On 8 July 2010 14:56, Luke Bergen
<lukeabergen@gmail.com> wrote:
Really? Where do you see that the x1 can be properties? jbovlaste says:
Word: vrude [jbovlaste]
Type: gismu
Gloss Word: virtue
Gloss Word: virtuous
rafsi: vud vu'e
Definition: x1 is virtuous/saintly/[fine/moral/nice/holy/morally good] by
standard x2.
Notes: Holy/saintly (= cesyvu'e). Virtue the attribute is "ka
vrude".
I think we can talk about whether or not the quality of an action are virtuous:
lo ka do sidju mi cu vrude
The quality of you helping me is virtuous.
lo nu do sidju mi cu vrude
The event of you helping me is virtuous.
Note the "Notes". From what you're saying about the book, it sounds like the title is talking about the ideas of virtue and evil, not people who behave virtuously/evily.

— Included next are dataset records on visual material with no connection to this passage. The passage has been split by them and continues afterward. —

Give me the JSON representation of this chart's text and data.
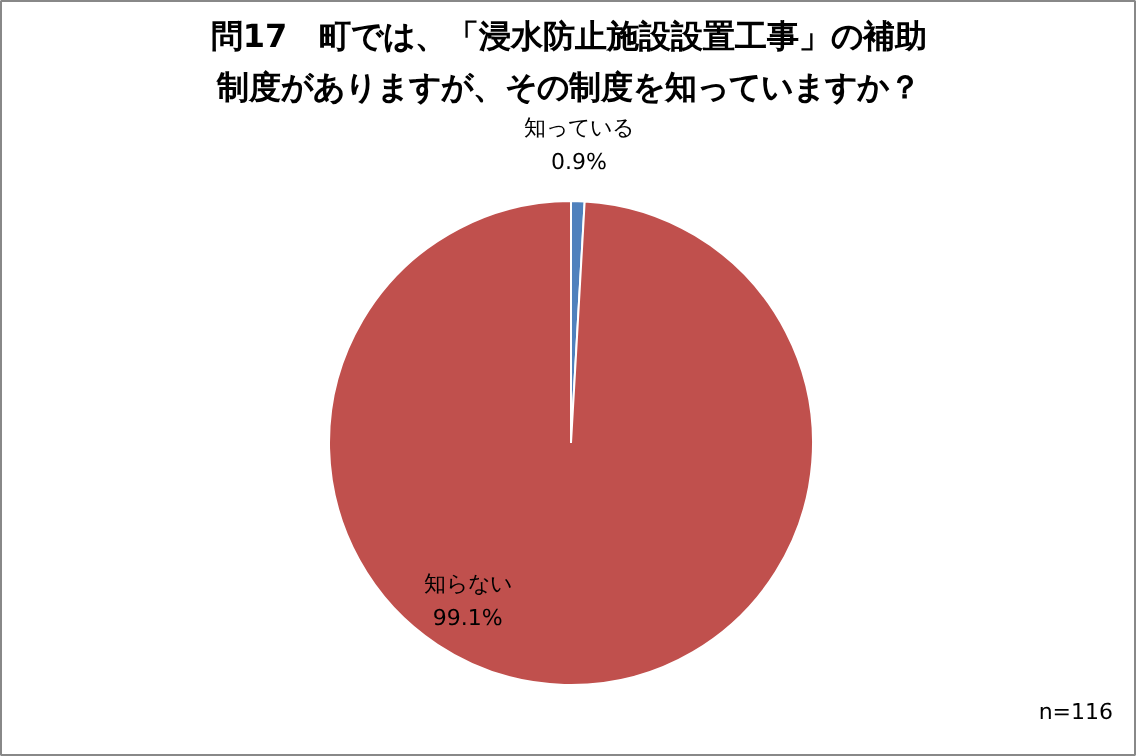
{
  "chart_data": {
    "type": "pie",
    "title": "問17　町では、「浸水防止施設設置工事」の補助制度がありますが、その制度を知っていますか？",
    "categories": [
      "知っている",
      "知らない"
    ],
    "values": [
      0.9,
      99.1
    ],
    "colors": [
      "#4f81bd",
      "#c0504d"
    ],
    "value_labels": [
      "0.9%",
      "99.1%"
    ],
    "annotations": [
      "n=116"
    ]
  }
}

Right, and that {lo vrude} and {lo palci} can mean behaviours is my opinion. Even in English we can talk about whether or not an abstract concept such as someone's "life" is "virtuous" (OED has an example of this usage).

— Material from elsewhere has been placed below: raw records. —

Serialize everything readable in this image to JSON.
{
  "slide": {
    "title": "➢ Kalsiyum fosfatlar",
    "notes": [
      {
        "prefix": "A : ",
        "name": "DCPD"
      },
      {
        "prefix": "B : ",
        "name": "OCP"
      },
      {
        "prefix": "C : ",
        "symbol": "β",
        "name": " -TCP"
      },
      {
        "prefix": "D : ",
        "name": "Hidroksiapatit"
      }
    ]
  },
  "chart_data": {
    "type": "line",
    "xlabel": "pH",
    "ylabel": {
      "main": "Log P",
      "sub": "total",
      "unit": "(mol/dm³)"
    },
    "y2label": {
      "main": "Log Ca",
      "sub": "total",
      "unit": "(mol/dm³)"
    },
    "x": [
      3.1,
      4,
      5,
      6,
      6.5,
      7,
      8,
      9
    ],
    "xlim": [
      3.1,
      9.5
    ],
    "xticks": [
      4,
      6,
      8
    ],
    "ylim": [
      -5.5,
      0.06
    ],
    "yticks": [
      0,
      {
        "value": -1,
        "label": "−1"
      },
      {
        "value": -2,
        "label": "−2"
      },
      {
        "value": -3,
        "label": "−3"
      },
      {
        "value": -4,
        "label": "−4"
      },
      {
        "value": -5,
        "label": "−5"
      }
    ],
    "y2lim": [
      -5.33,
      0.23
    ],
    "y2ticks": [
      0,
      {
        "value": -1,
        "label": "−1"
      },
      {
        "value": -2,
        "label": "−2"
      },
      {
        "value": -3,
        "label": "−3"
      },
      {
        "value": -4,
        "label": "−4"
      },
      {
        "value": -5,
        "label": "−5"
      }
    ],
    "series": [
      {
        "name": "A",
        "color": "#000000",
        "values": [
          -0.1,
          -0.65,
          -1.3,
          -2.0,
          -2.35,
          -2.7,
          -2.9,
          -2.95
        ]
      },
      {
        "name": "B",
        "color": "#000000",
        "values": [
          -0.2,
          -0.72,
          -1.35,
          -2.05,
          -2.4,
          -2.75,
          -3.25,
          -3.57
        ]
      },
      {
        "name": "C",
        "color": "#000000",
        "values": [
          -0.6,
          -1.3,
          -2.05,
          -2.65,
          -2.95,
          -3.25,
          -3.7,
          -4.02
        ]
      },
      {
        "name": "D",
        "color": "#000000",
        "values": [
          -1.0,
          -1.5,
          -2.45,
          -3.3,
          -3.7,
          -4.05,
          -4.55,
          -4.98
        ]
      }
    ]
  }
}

As I have mentioned on several occasions before, I think a person or anything we usually consider as 'individual' is fundamentally an abstraction. We call something "a car" not because it essentially "is a car" but because things (the steering wheel, the sheets, the tires, etc.) practically "do car" at certain times; at other times someone might call it "a house" because the things "do house". So "a car" is a label for an event or state of things car-ing. The same for persons. {do} in the following sentences refer to different abstractions:
do bajra
do badri
do bajra je badri
The first {do} refers to the whole of bones, muscles etc. forming a run-able physical body; the second {do} refers to the brain system capable of generating the experience of sadness; and the third {do} refers to both abstractions. In every case, {do} is not to be found as a concrete existence.
Can we think of a person without having an idea of an event/state/property that formulates that person (including a mere image of their face, which itself is a state of a nose, eyes, etc. forming a pattern)? I don't think we can. But we also like to think of each of ourselves as an individual entity with its own permanent existential center rather than as a phase in the flux of events. We say "you", not "you-ation" or something like that; "You are virtuous", not "A you-ation is virtuous". Nevertheless, we cannot say "You are virtuous" without referring to a particular decision making process in a brain or to an external action or other modes of event, since these are what define "you" itself.
In short, there aren't really "people who behave virtuously/evily" but "people that are virtuous/evil thoughts or behaviours" (just for now I'm ignoring the falsehood of the virtuous/evil dichotomy that Nietzche criticizes). The jbovlaste definition doesn't have to explicitly enforce this radical perspective, but neither should it preclude it by saying "vrude"s x1 cannot be a NU sumti.